Make a tea from the berry: the essential oils (EOs) come first, and if you have lung troubles your blood supply to the lungs is enhanced, so the EOs vent over those, killing any viruses and bacteria they find. Good for coughs, in other words. If you don't have lung trouble the EOs give the kidneys a good kick, getting them to work harder (= diuretic action), and move on to the bladder, where they'll again take care of bacteria and viruses.
Tincture the berry: the resins are first, and they aren't as volatile as the oils. This time the effect is primarily on the kidneys, again kicking them into stronger action (= diuretic), then moving on to the bladder, again killing off baddies.
Because juniper berries irritate the kidneys into working harder they're not a good idea.
- if you have or have had a kidney infection (lower kidney capacity)
- if you only have one kidney (it works for two anyway)
- if you're pregnant (your two kidneys work for two).
Sorry, I don't know if the leaf works in the same three-fold way. Nor do I know if you can use the leaf or berry of other junipers. I do know that the leaf contains kidney-irritating resins and essential oils, though.
Every now and then a mindboggling regimen involving juniper berries surfaces. It goes something like "Eat 3 berries today, 6 tomorrow, 9 day after, until you're at 27 berries, then back down until you're back at 0".
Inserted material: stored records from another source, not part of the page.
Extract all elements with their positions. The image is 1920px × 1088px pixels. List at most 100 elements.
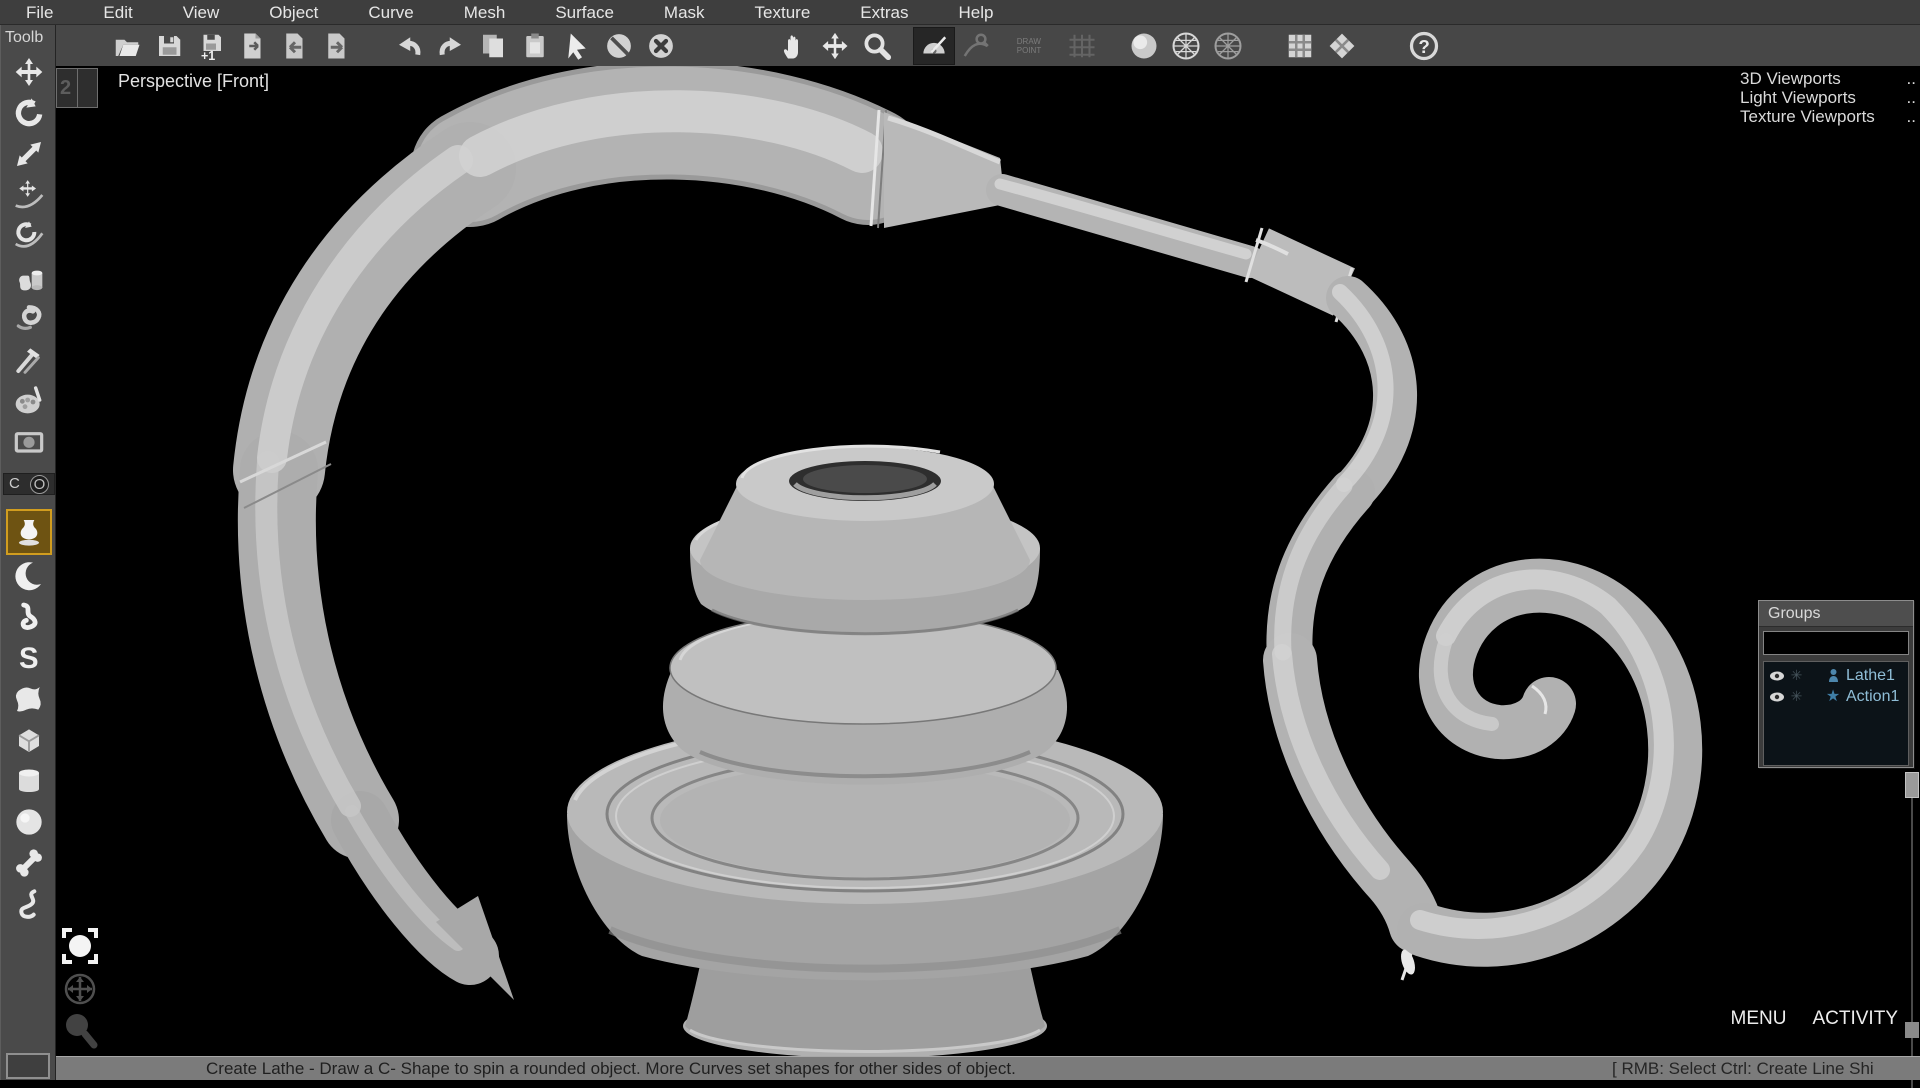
side-scroll-handle[interactable]: [1905, 772, 1919, 798]
sphere-wire-icon: [1171, 31, 1201, 61]
visibility-eye-icon[interactable]: [1769, 670, 1785, 682]
visibility-eye-icon[interactable]: [1769, 691, 1785, 703]
open-file-button[interactable]: [106, 27, 148, 65]
primitives-tool[interactable]: [7, 256, 51, 297]
menu-curve[interactable]: Curve: [368, 0, 413, 25]
3d-viewport[interactable]: 2 Perspective [Front] 3D Viewports..Ligh…: [56, 66, 1920, 1056]
create-lathe-tool[interactable]: [6, 509, 52, 555]
draw-point-mode-button[interactable]: DRAWPOINT: [997, 27, 1061, 65]
viewport-menu-texture[interactable]: Texture Viewports..: [1740, 107, 1916, 126]
quad-grid-button[interactable]: [1279, 27, 1321, 65]
move-view-button[interactable]: [814, 27, 856, 65]
focus-view-button[interactable]: [60, 926, 100, 966]
create-bone-tool[interactable]: [7, 842, 51, 883]
paste-icon: [520, 31, 550, 61]
paste-button[interactable]: [514, 27, 556, 65]
side-scroll-track[interactable]: [1911, 778, 1913, 1088]
zoom-view-button[interactable]: [61, 1010, 101, 1050]
menu-texture[interactable]: Texture: [755, 0, 811, 25]
wireframe-dim-display-button[interactable]: [1207, 27, 1249, 65]
transform-tool-list: [1, 51, 57, 461]
pan-view-button[interactable]: [772, 27, 814, 65]
create-wire-tool[interactable]: [7, 883, 51, 924]
delete-x-icon: [646, 31, 676, 61]
delete-button[interactable]: [640, 27, 682, 65]
previous-file-button[interactable]: [274, 27, 316, 65]
viewport-menu-3d[interactable]: 3D Viewports..: [1740, 69, 1916, 88]
menu-object[interactable]: Object: [269, 0, 318, 25]
side-scroll-nub[interactable]: [1905, 1022, 1919, 1038]
menu-help[interactable]: Help: [958, 0, 993, 25]
redo-button[interactable]: [430, 27, 472, 65]
menu-button[interactable]: MENU: [1731, 1008, 1787, 1030]
help-button[interactable]: ?: [1403, 27, 1445, 65]
shaded-display-button[interactable]: [1123, 27, 1165, 65]
paint-tool[interactable]: [7, 379, 51, 420]
create-cube-tool[interactable]: [7, 719, 51, 760]
svg-text:+1: +1: [201, 48, 215, 60]
save-plus-icon: +1: [196, 31, 226, 61]
export-file-button[interactable]: [232, 27, 274, 65]
orbit-view-button[interactable]: [63, 972, 97, 1006]
camera-view-label: Perspective [Front]: [118, 71, 269, 92]
zoom-view-button[interactable]: [856, 27, 898, 65]
lathe-object-icon: [1824, 668, 1842, 683]
move-tool[interactable]: [7, 51, 51, 92]
viewport-menu-light[interactable]: Light Viewports..: [1740, 88, 1916, 107]
scale-tool[interactable]: [7, 133, 51, 174]
protractor-mode-button[interactable]: [913, 27, 955, 65]
status-bar: Create Lathe - Draw a C- Shape to spin a…: [56, 1056, 1920, 1080]
menu-file[interactable]: File: [26, 0, 53, 25]
deselect-button[interactable]: [598, 27, 640, 65]
create-sheet-tool[interactable]: [7, 678, 51, 719]
undo-button[interactable]: [388, 27, 430, 65]
menu-mesh[interactable]: Mesh: [464, 0, 506, 25]
group-item-label[interactable]: Lathe1: [1846, 667, 1895, 685]
create-curve-tool[interactable]: [7, 596, 51, 637]
activity-button[interactable]: ACTIVITY: [1812, 1008, 1898, 1030]
smudge-tool[interactable]: [7, 297, 51, 338]
group-item-label[interactable]: Action1: [1846, 688, 1899, 706]
create-cylinder-tool[interactable]: [7, 760, 51, 801]
viewport-menu-label: Texture Viewports: [1740, 107, 1875, 126]
viewport-menu-more: ..: [1907, 107, 1916, 126]
modify-tools[interactable]: [7, 338, 51, 379]
create-sphere-tool[interactable]: [7, 801, 51, 842]
tab-o[interactable]: O: [30, 475, 49, 494]
groups-panel-title[interactable]: Groups: [1759, 601, 1913, 627]
tools-icon: [13, 343, 45, 375]
draw-curve-mode-button[interactable]: [955, 27, 997, 65]
crescent-icon: [13, 560, 45, 592]
protractor-icon: [919, 31, 949, 61]
groups-filter-input[interactable]: [1763, 631, 1909, 655]
diamond-grid-button[interactable]: [1321, 27, 1363, 65]
sketch-grid-button[interactable]: [1061, 27, 1103, 65]
save-increment-button[interactable]: +1: [190, 27, 232, 65]
toolbar-group-1: +1: [106, 25, 358, 66]
menu-mask[interactable]: Mask: [664, 0, 705, 25]
select-cursor-button[interactable]: [556, 27, 598, 65]
create-crescent-tool[interactable]: [7, 555, 51, 596]
menu-surface[interactable]: Surface: [555, 0, 614, 25]
rotate-along-path-tool[interactable]: [7, 215, 51, 256]
quad-grid-icon: [1285, 31, 1315, 61]
scale-icon: [13, 138, 45, 170]
wireframe-display-button[interactable]: [1165, 27, 1207, 65]
folder-open-icon: [112, 31, 142, 61]
create-letter-tool[interactable]: S: [7, 637, 51, 678]
tab-c[interactable]: C: [9, 475, 20, 493]
freeze-icon[interactable]: ✳: [1789, 688, 1804, 705]
capture-tool[interactable]: [7, 420, 51, 461]
save-file-button[interactable]: [148, 27, 190, 65]
rotate-tool[interactable]: [7, 92, 51, 133]
copy-button[interactable]: [472, 27, 514, 65]
group-row-action1[interactable]: ✳★Action1: [1764, 686, 1908, 707]
menu-extras[interactable]: Extras: [860, 0, 908, 25]
move-along-path-tool[interactable]: [7, 174, 51, 215]
freeze-icon[interactable]: ✳: [1789, 667, 1804, 684]
viewport-layout-icon[interactable]: 2: [56, 68, 98, 108]
menu-view[interactable]: View: [183, 0, 220, 25]
group-row-lathe1[interactable]: ✳ Lathe1: [1764, 665, 1908, 686]
menu-edit[interactable]: Edit: [103, 0, 132, 25]
next-file-button[interactable]: [316, 27, 358, 65]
What have your kidneys ever done to you to warrant such treatment? If you want to get rid of gunk in your interstitial fluid and lymph go with gentle lymphatics like chickweed, burdock, cleavers and the like instead.
The berries give a taste of game to tame meat. Add a dozen or so berries (and perhaps a green juniper twig or two) to the stewing mix when you cook your steak until tender. This works nicely with lean beef, which you can then serve as moose to unsuspecting foreigners.
It's also nice to make a bed of juniper twigs to put your fresh and freshly gutted wild salmon on, before you bake it in the oven. Put a bit of dill and salt, pepper and lemon juice inside, and add some lemon and salt on top, too. Serve when done. Yum!